Every visual aspect of Big Black Delta is deliberate and was dreamed up with help from visual artist Caspar Newbolt. Bates told me that he had been initially approached by Newbolt at a Mellowdrone show at the Mercury Lounge years ago. He explained, "[Newbolt] was like, 'I want to do your artwork' and then we just kept in touch after that. He actually did the artwork for the last Mellowdrone album. Then I fell off the map for about a year or two. I hit him up with this music one day and was like 'Hey, what do you think about it?' He was very kind and responsive and wanted to be involved" From there he detailed how the two would trade images until one day Newbolt "Came the closest to what I see. [Newbolt] is amazing" Bates recounted. "I really believe in 'You hear what you see'" he said, "It made it easier for me to work on the music knowing that there was someone that can handle 'the conversion' if you will."

A lot of the imagery in Big Black Delta is very space-oriented. This primarily stems from Bates' fondness of Ufology, which is essentially anything UFO-related. As I attempted to gauge how far was down the rabbit into Ufology he clarified, "I view Ufology like Greek mythology. You can't believe anything. You can only collect stories and I've collected as many of them as I can. Some of them are fucking insane." He told me about his favorite story, a man named Phillip Schneider who was supposedly murdered in his apartment back in 1996 for being outspoken about allegedly being one of three who survived battling grey aliens in an unclassified government area. According to Bates, what he likes about Ufology is that, "It's not human. It doesn't involve politics. That's why I really like it. Usually somebody can't fucking argue with you about it. They just leave you alone *laughter*. It's like, 'Oh you like UFOs? Thats…. nice….'" UFOs aside, Bates is genuinely interested in space. "I actually went down to the Jet Propulsion Lab in Pasadena and got to see [NASA] putting [the Mars Curiosity Rover] together about 8 months ago."

"I'm the biggest fan of a simple love song."
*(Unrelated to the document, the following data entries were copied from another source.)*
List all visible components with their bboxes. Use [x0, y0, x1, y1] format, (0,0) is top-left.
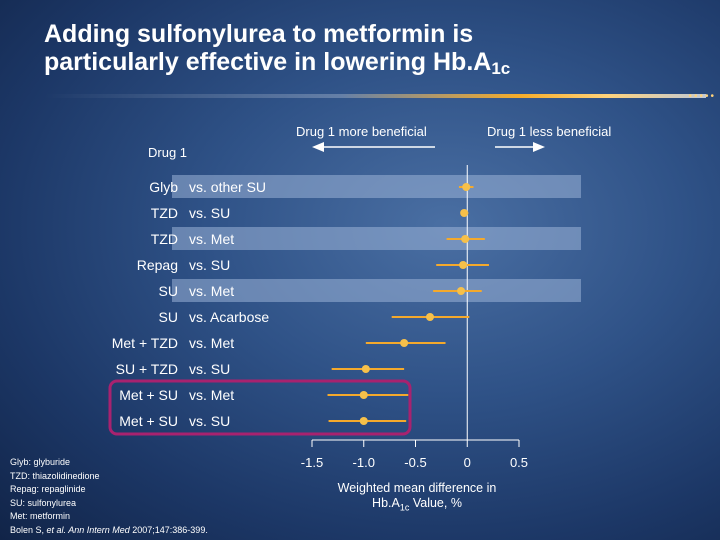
mean-marker — [400, 339, 409, 347]
mean-marker — [459, 261, 468, 269]
x-axis-title-hba: Hb.A — [372, 496, 400, 510]
arrow-left-head — [312, 142, 324, 152]
title-line-2: particularly effective in lowering Hb.A — [44, 48, 492, 76]
x-axis-title-line1: Weighted mean difference in — [337, 481, 497, 495]
footnote-tzd: TZD: thiazolidinedione — [10, 470, 100, 481]
decorative-dots: ••••• — [688, 91, 716, 102]
footnote-met: Met: metformin — [10, 511, 71, 521]
footnote-repag: Repag: repaglinide — [10, 484, 86, 494]
mean-marker — [361, 365, 370, 373]
highlight-box — [108, 379, 412, 436]
title-underline-decoration — [44, 94, 706, 98]
x-axis-title-tail: Value, % — [409, 496, 462, 510]
x-tick-label: -1.5 — [301, 455, 323, 470]
row-vs-label: vs. SU — [189, 205, 230, 221]
row-vs-label: vs. other SU — [189, 179, 266, 195]
title-line-1: Adding sulfonylurea to metformin is — [44, 20, 474, 48]
arrow-right-head — [533, 142, 545, 152]
row-band — [172, 175, 581, 198]
row-band — [172, 227, 581, 250]
citation-etal: et al. — [46, 524, 67, 535]
row-vs-label: vs. Met — [189, 283, 234, 299]
citation-authors: Bolen S, — [10, 524, 47, 535]
x-axis-title: Weighted mean difference in Hb.A1c Value… — [312, 481, 522, 516]
row-drug-label: Met + SU — [119, 387, 178, 403]
x-axis-title-sub: 1c — [399, 502, 410, 513]
row-drug-label: SU — [159, 283, 178, 299]
x-tick-label: 0 — [464, 455, 471, 470]
row-vs-label: vs. SU — [189, 257, 230, 273]
citation-journal: Ann Intern Med — [66, 524, 130, 535]
footnote-su: SU: sulfonylurea — [10, 497, 77, 508]
row-drug-label: Repag — [137, 257, 178, 273]
row-vs-label: vs. Met — [189, 335, 234, 351]
x-tick-label: -0.5 — [404, 455, 426, 470]
row-vs-label: vs. Met — [189, 387, 234, 403]
x-tick-label: -1.0 — [353, 455, 375, 470]
row-vs-label: vs. Met — [189, 231, 234, 247]
mean-marker — [457, 287, 466, 295]
x-tick-label: 0.5 — [510, 455, 528, 470]
row-drug-label: SU + TZD — [116, 361, 178, 377]
mean-marker — [359, 417, 368, 425]
mean-marker — [425, 313, 434, 321]
mean-marker — [461, 235, 470, 243]
mean-marker — [359, 391, 368, 399]
drug-column-header: Drug 1 — [148, 145, 188, 160]
citation-ref: 2007;147:386-399. — [129, 524, 208, 535]
title-subscript: 1c — [491, 59, 511, 78]
footnotes: Glyb: glyburide TZD: thiazolidinedione R… — [10, 456, 208, 537]
mean-marker — [462, 183, 471, 191]
row-vs-label: vs. SU — [189, 413, 230, 429]
arrow-left-label: Drug 1 more beneficial — [296, 124, 427, 139]
row-drug-label: TZD — [151, 231, 178, 247]
footnote-glyb: Glyb: glyburide — [10, 457, 71, 467]
mean-marker — [460, 209, 469, 217]
row-drug-label: Met + SU — [119, 413, 178, 429]
slide-title: Adding sulfonylurea to metformin is part… — [44, 20, 684, 83]
row-drug-label: TZD — [151, 205, 178, 221]
row-drug-label: Met + TZD — [112, 335, 178, 351]
row-drug-label: Glyb — [149, 179, 178, 195]
row-band — [172, 279, 581, 302]
row-vs-label: vs. Acarbose — [189, 309, 269, 325]
row-vs-label: vs. SU — [189, 361, 230, 377]
footnote-citation: Bolen S, et al. Ann Intern Med 2007;147:… — [10, 524, 208, 538]
row-drug-label: SU — [159, 309, 178, 325]
arrow-right-label: Drug 1 less beneficial — [487, 124, 612, 139]
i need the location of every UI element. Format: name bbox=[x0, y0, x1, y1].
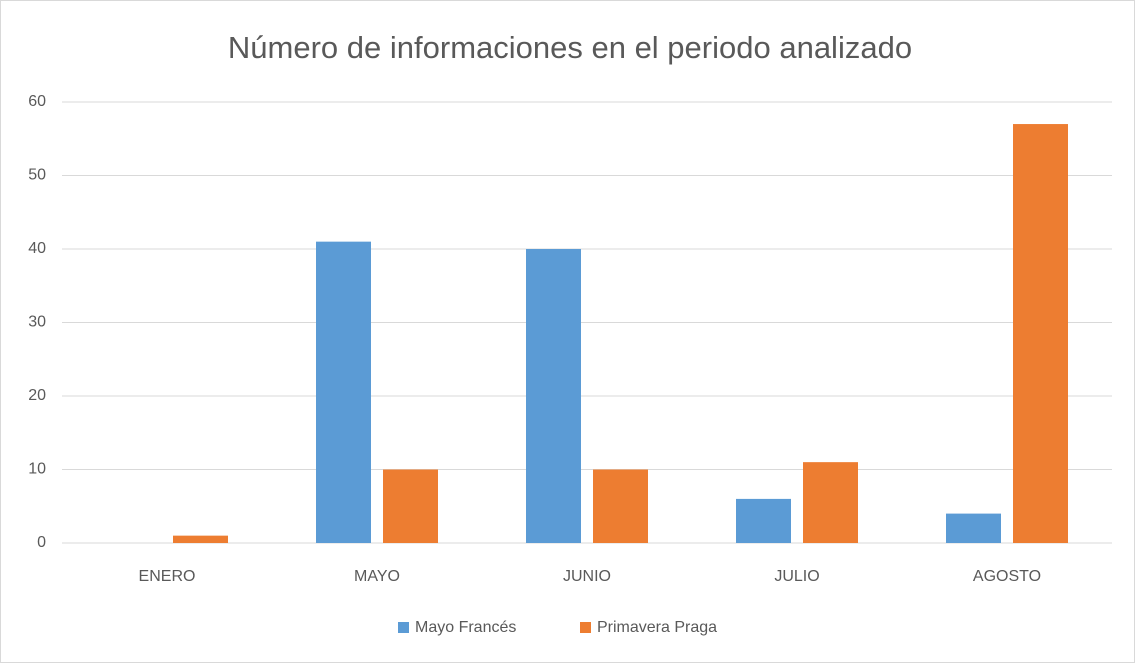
x-tick-label: ENERO bbox=[139, 568, 196, 585]
bar bbox=[383, 469, 438, 543]
chart-title: Número de informaciones en el periodo an… bbox=[228, 30, 912, 65]
y-tick-label: 50 bbox=[28, 167, 46, 184]
legend-swatch bbox=[398, 622, 409, 633]
y-tick-label: 40 bbox=[28, 240, 46, 257]
x-tick-label: JUNIO bbox=[563, 568, 611, 585]
y-tick-label: 60 bbox=[28, 93, 46, 110]
y-tick-label: 0 bbox=[37, 534, 46, 551]
bar bbox=[736, 498, 791, 543]
bar bbox=[173, 535, 228, 543]
y-tick-label: 10 bbox=[28, 461, 46, 478]
legend-label: Mayo Francés bbox=[415, 619, 516, 636]
y-tick-label: 30 bbox=[28, 314, 46, 331]
x-tick-label: AGOSTO bbox=[973, 568, 1041, 585]
legend-label: Primavera Praga bbox=[597, 619, 717, 636]
bar bbox=[526, 249, 581, 543]
legend-swatch bbox=[580, 622, 591, 633]
x-tick-label: JULIO bbox=[774, 568, 819, 585]
bar bbox=[316, 241, 371, 543]
bar bbox=[946, 513, 1001, 543]
bar bbox=[593, 469, 648, 543]
y-tick-label: 20 bbox=[28, 387, 46, 404]
x-tick-label: MAYO bbox=[354, 568, 400, 585]
bar bbox=[1013, 124, 1068, 544]
bar bbox=[803, 462, 858, 543]
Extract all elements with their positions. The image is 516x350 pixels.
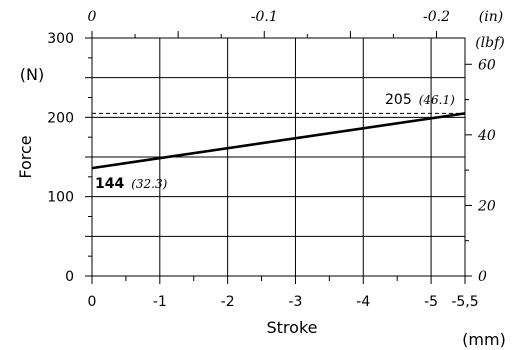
right-tick-label: 60 [478,57,496,73]
x-tick-label: -5 [424,294,438,310]
x-tick-label: -1 [153,294,167,310]
x-axis-label: Stroke [267,318,318,337]
y-axis-label: Force [16,135,35,178]
y-tick-label: 300 [47,31,74,47]
top-tick-label: -0.1 [251,9,278,25]
grid [92,38,465,276]
y-axis-unit: (N) [20,65,44,84]
right-tick-label: 40 [477,128,496,144]
top-tick-label: 0 [88,9,97,25]
x-tick-label: -2 [221,294,235,310]
top-axis-unit: (in) [479,9,503,25]
right-tick-label: 0 [478,269,487,285]
right-tick-label: 20 [477,198,496,214]
top-tick-label: -0.2 [423,9,450,25]
x-axis-unit: (mm) [462,330,506,349]
force-line [91,112,466,170]
end-value-label: 205 (46.1) [385,91,455,108]
x-tick-label: -4 [356,294,370,310]
axis-ticks [85,31,472,284]
y-tick-label: 200 [47,110,74,126]
x-tick-label: 0 [88,294,97,310]
right-axis-unit: (lbf) [475,35,505,51]
start-value-label: 144 (32.3) [95,175,168,192]
y-tick-label: 100 [47,190,74,206]
x-tick-label: -3 [288,294,302,310]
y-tick-label: 0 [65,269,74,285]
x-tick-label: -5,5 [451,294,478,310]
With his love for space, I couldn't help but ask which of his songs he would choose if he could transmit any of his songs into space. He told me that "PB3" would be his song of choice, "It's just tones and colors and there's no (hopefully) any room for error of miscommunication. And it's just math, it's pure music at its core, there's no singer on top of it. There's nobody telling you how they feel. It just is." The way he put it struck me kind of strange, but he went on to explain that, "Different songs have their different purposes, you know? I'm the biggest fan of a simple love song. Besides UFOs and playing music I love love, you know what I mean? I have songs that talk about that and deal with that and sometimes, you know, like all of us, you want to put something on that's not telling you what to fucking do or forcing you to be, it's just something at the end of the night when you're reading or if you've had a bad day kind of thing. Each song is it's own little thing, so while you're there you commit to it but then you can leave whenever you want."

As Big Black Delta gains momentum from supporting the likes of M83 and Jane's Addiction, Bates has decided to release his music on his own label, Masters of Bates, instead of looking to see if any other labels are interested. "Nowadays you don't need all of that," he said "I engage with people that like my shit directly and I enjoy doing it, so that just cuts out a lot of things. I just don't have enough fucking time to involve 20 people, you know what I mean? There's just not enough time. Having to explain to something to 15 people to get everybody in line is a pain in the ass.[…] I'd rather be able to just put anything out when I want to and let the chips fall where they may cause I'm already broke. I'm used to that. It's no problem now." Although he just recently released a tour EP, Bates told me he is already working on a follow up to LP1 and has about five or six songs done already. If you haven't picked up the US Tour/ Betamax EP or the Ifuckingloveyou remix EP yet, make sure you do so right away.